Undercity semanas depois da queda em Lordaeron.

                As artes da vida se transformaram na morte. Sylvos se aprimorava nos livros de necromancia que Lordaeron mantinha nas bibliotecas subterrâneas. Também se fartou da carne dos bibliotecários dali, nada como um lanchinho antes da leitura.

 - Algo de novo, Apotecário? – Sylvos cuspiu um pedaço de osso que mastigava e levantou de sua cadeira.

 - O gosto de carne humana é infinitamente mais saborosa que a dos restos que encontramos por aí.

 - Magnífica descoberta. – disse o outro apotecário, era Putress. – Mas a nossa Rainha espera resultados mais... rápidos.

 - Estamos mortos, meu senhor! Temos todo o tempo do mundo!

 - A Dama Sombria não pensa desse jeito...

 - Oh sim... – ele se desculpou fingidamente. Um aprendiz apareceu se arrastando apreensivo.

 - Os embaixadores chegaram de Silvermoon. Trouxeram aprendizes...

 - Oh! Comida de graça? – gracejou Sylvos.

 - Derris... – admoestou Putress. – Aprendizes. Pessoas com quem podemos confiar nossos ensinamentos para quando chegar o momento crucial possam lutar ao nosso lado.

 - Sempre adorei a perspectiva romântica de vocês... Buchas de canhão, é isso que são. Silvermoon? Um bando de viciados em magia querendo saciar seus egos.

                Na sala do trono nos subterrâneos das ruínas do Palácio de Lordaeron, os embaixadores de Silvermoon cumprimentavam as autoridades de Undercity, membros do Apotecário recebiam os aprendizes de magia com respeito e cortejo. Os elfos do sangue não eram acostumados com o ambiente mórbido do lugar. Sylvos ajeitou suas vestes e escondeu o braço decepado, em um gesto ancestral, fungou e cutucou o nariz com certa timidez e foi imponente para o líder dos Magos de Silvermoon, o Grão-Magistrado Rommath.
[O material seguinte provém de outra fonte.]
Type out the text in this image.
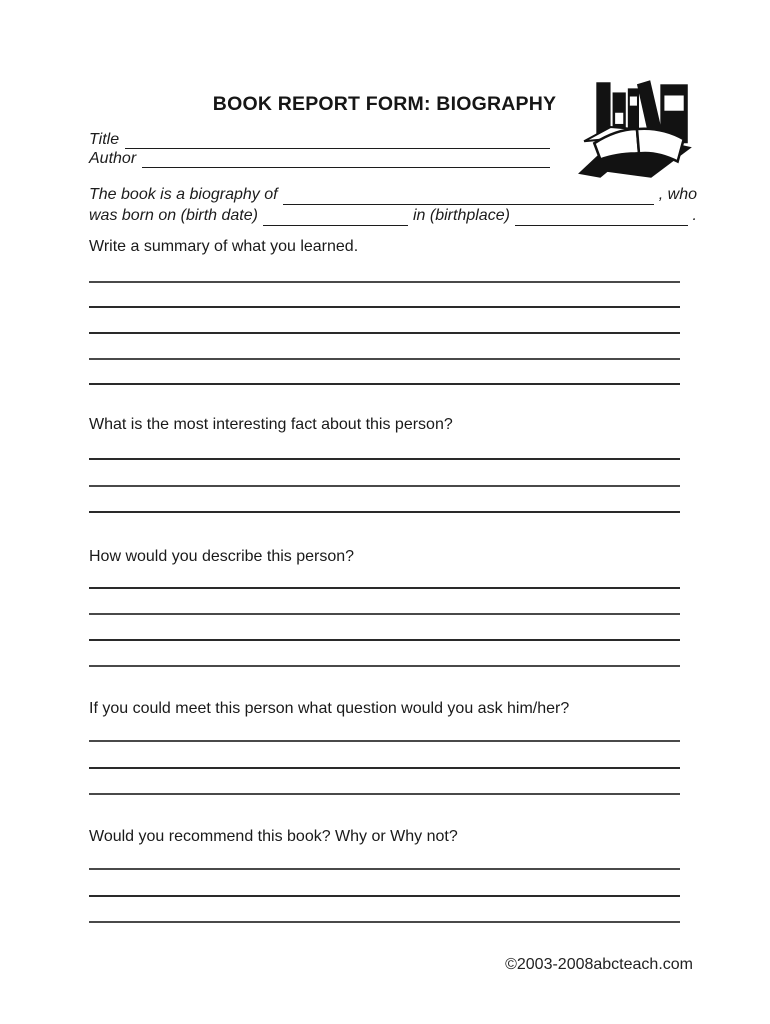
BOOK REPORT FORM: BIOGRAPHY
Title
Author
The book is a biography of	, who
was born on (birth date)	in (birthplace)	.

Write a summary of what you learned.

What is the most interesting fact about this person?

How would you describe this person?

If you could meet this person what question would you ask him/her?

Would you recommend this book? Why or Why not?

©2003-2008abcteach.com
 - Bem-vindos ao nosso Lar... – ele disse com uma voz mais grave que o normal.

 - Gratos pela recepção senhor...

 - Derris, do Apotecário Real de Undercity. – apertando bem a mão do elfo. Conhecia-o de algum lugar, só não sabia quando e onde.

 - Estamos honrados pelo convite... Silvermoon tem extremo interesse em compartilhar dos segredos da magia com vosso Apotecário.

 - E pode ter certeza que nosso humilde espaço de magia arcana está à sua disposição. – Derris deteve o olhar em uma menininha elfa ao lado do Líder da Ordem de Clérigos de Silvermoon. Ela estava coberta por uma capa grossa, mas em seu rosto pálido havia marcas de violência, sangue coagulado em algumas mechas e um corte enegrecido em uma das orelhas. – Clérigos...?

 - Silvermoon gostaria de mostrar a hospitalidade de nossos clérigos...

 - Não precisamos de clérigos... – grunhiu Derris ainda com o olhar fixo na menininha. A presença de Sylvanas Windrunner fez todos na sala do trono virarem suas atenções para o trono. Ao seu lado estava seu conselheiro, o Lorde demônio Varimathras. Ela falou com poucos e foi breve em seu discurso de acolhida. Sylvos sentiu suas vestes serem puxadas com receio, olhou para baixo e viu a menininha de grandes olhos azuis cabelos loiros palha com um bico enorme de choro.

 - Eu me perdi de minha tutora... O senhor a viu? – perguntou ela. Sylvos teve vontade de esmagá-la com um golpe, mas freiou sua indignação e fez um severo não com a cabeça. – Ela é desse tamanho ó... – a menininha tentou mostrar o tamanho da tutora. – Tem cabelos vermelhos e se chama Serenath, não a viu? – o apotecário grunhiu algo em resposta e caminhou até um guarda arrastando a menininha ao seu lado.

 - Ache a tutora da garotinha. O mais rápido possível. Se não vai ter que arranjar um esquife duplo para seus pedaços, soldado.

 - S-sim senhor Apotecário... – respondeu o guarda real intimidado pela agressividade na voz de Sylvos. A garotinha seguiu o guarda. Sylvos virou-se para Sylvanas, como se um soubesse o que o outro pensava. Ela o encarava como a Rainha dos Abandonados, mas no fundo eles ainda eram ligados pelo nascimento, pelo sangue, pelo nome. – Malditos clérigos... – ele resmungou e se retirou do aposento.